Abbiamo poi visto una sostanziale revisione al rialzo dei numeri per il mese di agosto e quello di settembre. Il tasso di disoccupazione è sceso al 4,9%, ma a farla da padrone sui titoli delle notizie è stato l’
aumento dello 0,4% dei salari mensili, che ha portato l’incremento su base annuale al 2,8%.
Questo dato rappresenta il
ritmo più elevato da giugno 2009 ed è un chiaro segnale che il miglioramento del mercato del lavoro sta iniziando a spingere al rialzo i salari. Data la debolezza della produttività nell'economia, il costo unitario del lavoro aumenterà a un tasso in linea con il target di inflazione della Federal Reserve (2%).
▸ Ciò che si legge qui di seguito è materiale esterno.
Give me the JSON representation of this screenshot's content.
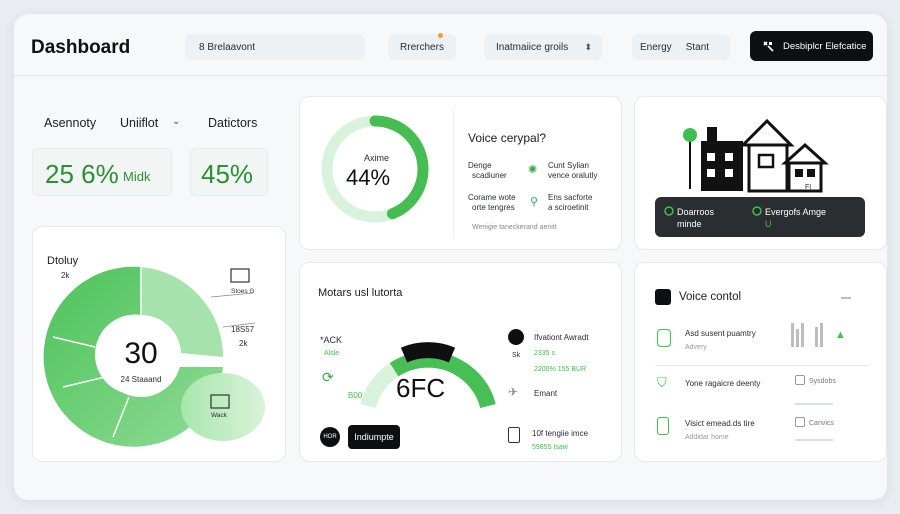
{
  "header": {
    "title": "Dashboard",
    "search_placeholder": "8 Brelaavont",
    "research_label": "Rrerchers",
    "select_label": "Inatmaiice groils",
    "select_chevron": "⬍",
    "energy_label": "Energy",
    "stant_label": "Stant",
    "cta_label": "Desbiplcr Elefcatice"
  },
  "left_top": {
    "tab1": "Asennoty",
    "tab2": "Uniiflot",
    "tab3": "Datictors",
    "stat1_value": "25 6%",
    "stat1_suffix": "Midk",
    "stat2_value": "45%"
  },
  "donut": {
    "title": "Dtoluy",
    "label_top": "2k",
    "center_value": "30",
    "center_sub": "24 Staaand",
    "legend1": "Stoes G",
    "legend2": "18S57",
    "legend3": "2k",
    "legend4": "Wack"
  },
  "gauge_card": {
    "ring_label": "Axime",
    "ring_value": "44%",
    "ring_percent": 44,
    "voice_title": "Voice cerypal?",
    "row1_a": "Denge",
    "row1_b": "scadiuner",
    "row1_c": "Cunt Sylian",
    "row1_d": "vence oralutly",
    "row2_a": "Corame wote",
    "row2_b": "orte tengres",
    "row2_c": "Ens sacforte",
    "row2_d": "a sciroetinit",
    "footer": "Wenigie taneckerand aenitt"
  },
  "house_card": {
    "label_a1": "Doarroos",
    "label_a2": "minde",
    "label_b1": "Evergofs Amge",
    "label_b2": "U",
    "tag": "FI"
  },
  "motor_card": {
    "title": "Motars usl lutorta",
    "left_label": "*ACK",
    "left_sub": "Alsle",
    "left_value": "B00",
    "gauge_value": "6FC",
    "badge": "HOR",
    "button": "Indiumpte",
    "r1_title": "Ifvationt Awradt",
    "r1_a": "Sk",
    "r1_b": "2335 s",
    "r1_c": "2200% 155 BUR",
    "r2_title": "Emant",
    "r3_title": "10f tengiie imce",
    "r3_sub": "59855 Isaw",
    "gauge_percent": 72
  },
  "voice_card": {
    "title": "Voice contol",
    "i1_title": "Asd susent puamtry",
    "i1_sub": "Advery",
    "i2_title": "Yone ragaicre deenty",
    "i2_tag": "Sysdobs",
    "i3_title": "Visict emead.ds tire",
    "i3_sub": "Addidar home",
    "i3_tag": "Canvics"
  },
  "colors": {
    "accent": "#3fbf4f",
    "accent_light": "#9fe0a4",
    "dark": "#0e0f10"
  }
}
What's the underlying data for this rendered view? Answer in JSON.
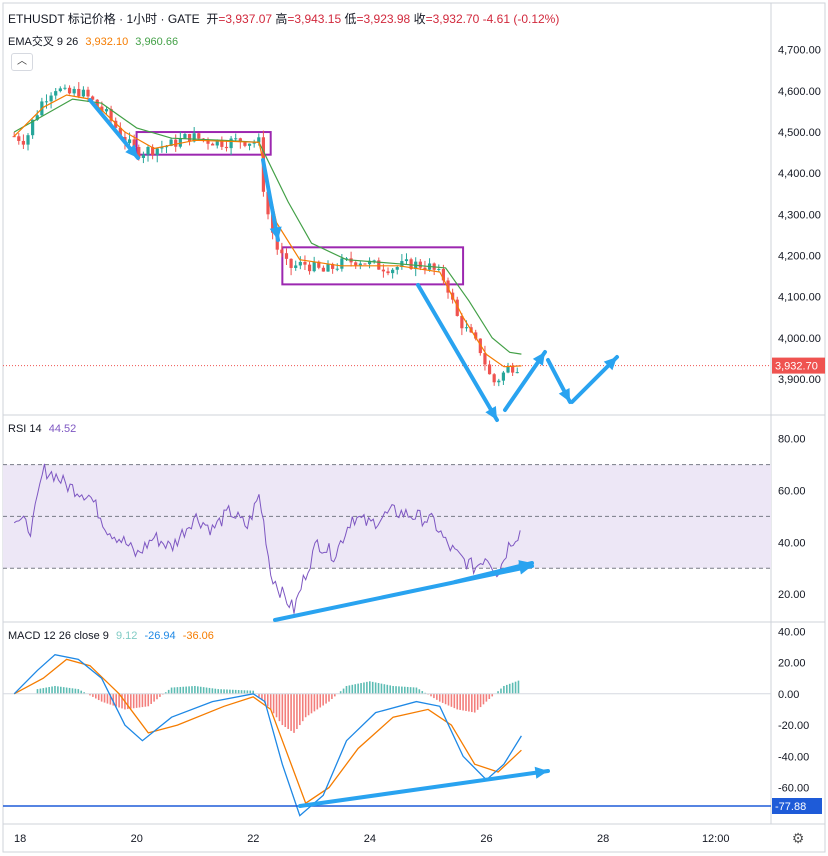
{
  "header": {
    "symbol": "ETHUSDT",
    "price_type": "标记价格",
    "interval": "1小时",
    "exchange": "GATE",
    "open_label": "开",
    "open": "=3,937.07",
    "high_label": "高",
    "high": "=3,943.15",
    "low_label": "低",
    "low": "=3,923.98",
    "close_label": "收",
    "close": "=3,932.70",
    "change": "-4.61 (-0.12%)"
  },
  "ema_legend": {
    "name": "EMA交叉 9 26",
    "fast": "3,932.10",
    "slow": "3,960.66",
    "fast_color": "#f57c00",
    "slow_color": "#43a047"
  },
  "rsi_legend": {
    "name": "RSI 14",
    "value": "44.52",
    "color": "#7e57c2"
  },
  "macd_legend": {
    "name": "MACD 12 26 close 9",
    "hist": "9.12",
    "macd": "-26.94",
    "signal": "-36.06",
    "hist_color": "#80cbc4",
    "macd_color": "#1e88e5",
    "signal_color": "#f57c00"
  },
  "price_badge": "3,932.70",
  "macd_badge": "-77.88",
  "colors": {
    "up": "#26a69a",
    "down": "#ef5350",
    "box": "#9c27b0",
    "arrow": "#29a3f0",
    "rsi_band": "#ede7f6"
  },
  "chart_data": [
    {
      "type": "candlestick",
      "title": "ETHUSDT 标记价格 · 1小时 · GATE",
      "x_ticks": [
        "18",
        "20",
        "22",
        "24",
        "26",
        "28",
        "12:00"
      ],
      "y_ticks": [
        "4,700.00",
        "4,600.00",
        "4,500.00",
        "4,400.00",
        "4,300.00",
        "4,200.00",
        "4,100.00",
        "4,000.00",
        "3,900.00"
      ],
      "ylim": [
        3820,
        4760
      ],
      "last_price": 3932.7,
      "close_path": [
        [
          17.9,
          4490
        ],
        [
          18.1,
          4480
        ],
        [
          18.2,
          4520
        ],
        [
          18.4,
          4580
        ],
        [
          18.6,
          4610
        ],
        [
          18.8,
          4590
        ],
        [
          19.0,
          4600
        ],
        [
          19.2,
          4580
        ],
        [
          19.5,
          4540
        ],
        [
          19.8,
          4480
        ],
        [
          20.0,
          4450
        ],
        [
          20.3,
          4460
        ],
        [
          20.6,
          4470
        ],
        [
          20.9,
          4490
        ],
        [
          21.2,
          4480
        ],
        [
          21.5,
          4475
        ],
        [
          21.8,
          4480
        ],
        [
          22.1,
          4475
        ],
        [
          22.2,
          4330
        ],
        [
          22.4,
          4220
        ],
        [
          22.6,
          4170
        ],
        [
          22.9,
          4180
        ],
        [
          23.2,
          4160
        ],
        [
          23.5,
          4180
        ],
        [
          23.8,
          4190
        ],
        [
          24.1,
          4175
        ],
        [
          24.4,
          4170
        ],
        [
          24.7,
          4180
        ],
        [
          25.0,
          4175
        ],
        [
          25.3,
          4140
        ],
        [
          25.5,
          4050
        ],
        [
          25.7,
          4010
        ],
        [
          25.9,
          3970
        ],
        [
          26.1,
          3890
        ],
        [
          26.2,
          3900
        ],
        [
          26.4,
          3930
        ],
        [
          26.6,
          3932.7
        ]
      ],
      "ema9": [
        [
          17.9,
          4490
        ],
        [
          18.4,
          4560
        ],
        [
          18.8,
          4590
        ],
        [
          19.2,
          4580
        ],
        [
          19.8,
          4500
        ],
        [
          20.3,
          4460
        ],
        [
          21.0,
          4480
        ],
        [
          22.1,
          4475
        ],
        [
          22.4,
          4280
        ],
        [
          22.8,
          4190
        ],
        [
          23.5,
          4175
        ],
        [
          24.5,
          4175
        ],
        [
          25.2,
          4160
        ],
        [
          25.6,
          4050
        ],
        [
          26.0,
          3960
        ],
        [
          26.3,
          3930
        ],
        [
          26.6,
          3932
        ]
      ],
      "ema26": [
        [
          17.9,
          4500
        ],
        [
          18.4,
          4540
        ],
        [
          18.9,
          4580
        ],
        [
          19.4,
          4570
        ],
        [
          20.0,
          4510
        ],
        [
          20.6,
          4485
        ],
        [
          21.5,
          4480
        ],
        [
          22.1,
          4475
        ],
        [
          22.6,
          4330
        ],
        [
          23.0,
          4230
        ],
        [
          23.6,
          4190
        ],
        [
          24.5,
          4180
        ],
        [
          25.3,
          4170
        ],
        [
          25.7,
          4090
        ],
        [
          26.1,
          4000
        ],
        [
          26.4,
          3965
        ],
        [
          26.6,
          3960.66
        ]
      ],
      "boxes": [
        {
          "x": [
            20.0,
            22.3
          ],
          "y": [
            4445,
            4500
          ]
        },
        {
          "x": [
            22.5,
            25.6
          ],
          "y": [
            4130,
            4220
          ]
        }
      ]
    },
    {
      "type": "line",
      "title": "RSI 14",
      "y_ticks": [
        "80.00",
        "60.00",
        "40.00",
        "20.00"
      ],
      "ylim": [
        10,
        88
      ],
      "band": [
        30,
        70
      ],
      "midline": 50,
      "series": [
        {
          "name": "RSI 14",
          "values": [
            [
              17.9,
              50
            ],
            [
              18.2,
              45
            ],
            [
              18.4,
              68
            ],
            [
              18.6,
              66
            ],
            [
              18.8,
              62
            ],
            [
              19.2,
              58
            ],
            [
              19.5,
              45
            ],
            [
              19.8,
              40
            ],
            [
              20.0,
              35
            ],
            [
              20.3,
              42
            ],
            [
              20.6,
              38
            ],
            [
              21.0,
              50
            ],
            [
              21.3,
              45
            ],
            [
              21.6,
              52
            ],
            [
              21.9,
              46
            ],
            [
              22.1,
              58
            ],
            [
              22.2,
              45
            ],
            [
              22.3,
              28
            ],
            [
              22.5,
              20
            ],
            [
              22.7,
              14
            ],
            [
              22.9,
              28
            ],
            [
              23.1,
              40
            ],
            [
              23.4,
              35
            ],
            [
              23.7,
              50
            ],
            [
              24.0,
              47
            ],
            [
              24.4,
              52
            ],
            [
              24.8,
              50
            ],
            [
              25.1,
              48
            ],
            [
              25.3,
              40
            ],
            [
              25.5,
              35
            ],
            [
              25.8,
              30
            ],
            [
              26.0,
              35
            ],
            [
              26.2,
              28
            ],
            [
              26.4,
              40
            ],
            [
              26.6,
              44.52
            ]
          ]
        }
      ]
    },
    {
      "type": "line",
      "title": "MACD 12 26 close 9",
      "y_ticks": [
        "40.00",
        "20.00",
        "0.00",
        "-20.00",
        "-40.00",
        "-60.00"
      ],
      "ylim": [
        -82,
        44
      ],
      "series": [
        {
          "name": "MACD",
          "values": [
            [
              17.9,
              0
            ],
            [
              18.3,
              15
            ],
            [
              18.6,
              25
            ],
            [
              19.0,
              22
            ],
            [
              19.4,
              10
            ],
            [
              19.8,
              -20
            ],
            [
              20.1,
              -30
            ],
            [
              20.6,
              -15
            ],
            [
              21.3,
              -5
            ],
            [
              22.0,
              0
            ],
            [
              22.2,
              -5
            ],
            [
              22.5,
              -45
            ],
            [
              22.8,
              -77.88
            ],
            [
              23.2,
              -65
            ],
            [
              23.6,
              -30
            ],
            [
              24.1,
              -12
            ],
            [
              24.8,
              -5
            ],
            [
              25.2,
              -8
            ],
            [
              25.6,
              -40
            ],
            [
              26.0,
              -55
            ],
            [
              26.3,
              -45
            ],
            [
              26.6,
              -26.94
            ]
          ]
        },
        {
          "name": "Signal",
          "values": [
            [
              17.9,
              0
            ],
            [
              18.4,
              10
            ],
            [
              18.8,
              22
            ],
            [
              19.2,
              18
            ],
            [
              19.7,
              0
            ],
            [
              20.2,
              -25
            ],
            [
              20.7,
              -20
            ],
            [
              21.5,
              -8
            ],
            [
              22.0,
              -2
            ],
            [
              22.3,
              -10
            ],
            [
              22.6,
              -40
            ],
            [
              22.9,
              -70
            ],
            [
              23.3,
              -60
            ],
            [
              23.8,
              -35
            ],
            [
              24.4,
              -15
            ],
            [
              25.0,
              -10
            ],
            [
              25.4,
              -20
            ],
            [
              25.8,
              -45
            ],
            [
              26.2,
              -50
            ],
            [
              26.6,
              -36.06
            ]
          ]
        }
      ],
      "histogram": [
        [
          18.3,
          3
        ],
        [
          18.6,
          5
        ],
        [
          19.0,
          3
        ],
        [
          19.4,
          -5
        ],
        [
          19.8,
          -10
        ],
        [
          20.2,
          -8
        ],
        [
          20.6,
          4
        ],
        [
          21.0,
          5
        ],
        [
          21.4,
          3
        ],
        [
          22.0,
          2
        ],
        [
          22.3,
          -10
        ],
        [
          22.5,
          -20
        ],
        [
          22.7,
          -25
        ],
        [
          22.9,
          -15
        ],
        [
          23.3,
          -5
        ],
        [
          23.6,
          5
        ],
        [
          24.0,
          8
        ],
        [
          24.4,
          5
        ],
        [
          24.8,
          4
        ],
        [
          25.2,
          -5
        ],
        [
          25.5,
          -10
        ],
        [
          25.8,
          -12
        ],
        [
          26.0,
          -5
        ],
        [
          26.3,
          5
        ],
        [
          26.6,
          9.12
        ]
      ]
    }
  ]
}
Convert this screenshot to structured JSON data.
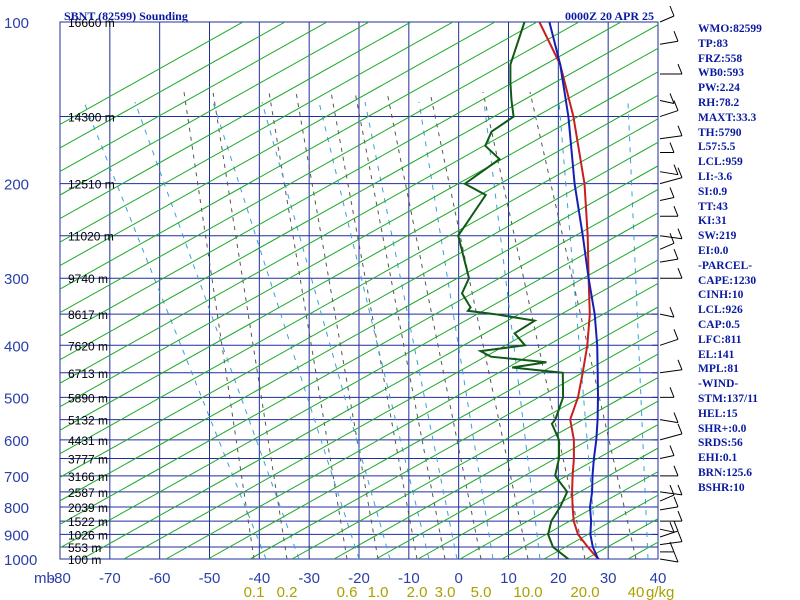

Alla luce degli altri dati (
PIL,
indice PMI, vendite di automobili), che indicano una crescita stabile, e del fatto che molti membri della Fed sono già favorevoli a un aumento dei tassi, "è difficile trovare motivi per i quali la Banca centrale potrebbe evitare una stretta della politica monetaria il 14 dicembre".
Ovviamente, spiega
Keith Wade, Chief Economist & Strategist, Schroders, "c’è il tema delle
elezioni presidenziali".
Il gap tra i due candidati nei sondaggi è drammaticamente sceso e l’esito elettorale potrebbe far deragliare qualsiasi prospettiva di stretta monetaria. "Se Donald Trump dovesse vincere, senza dubbio assisteremmo a un picco di volatilità. Ma bisogna vedere cosa succederà martedì prossimo".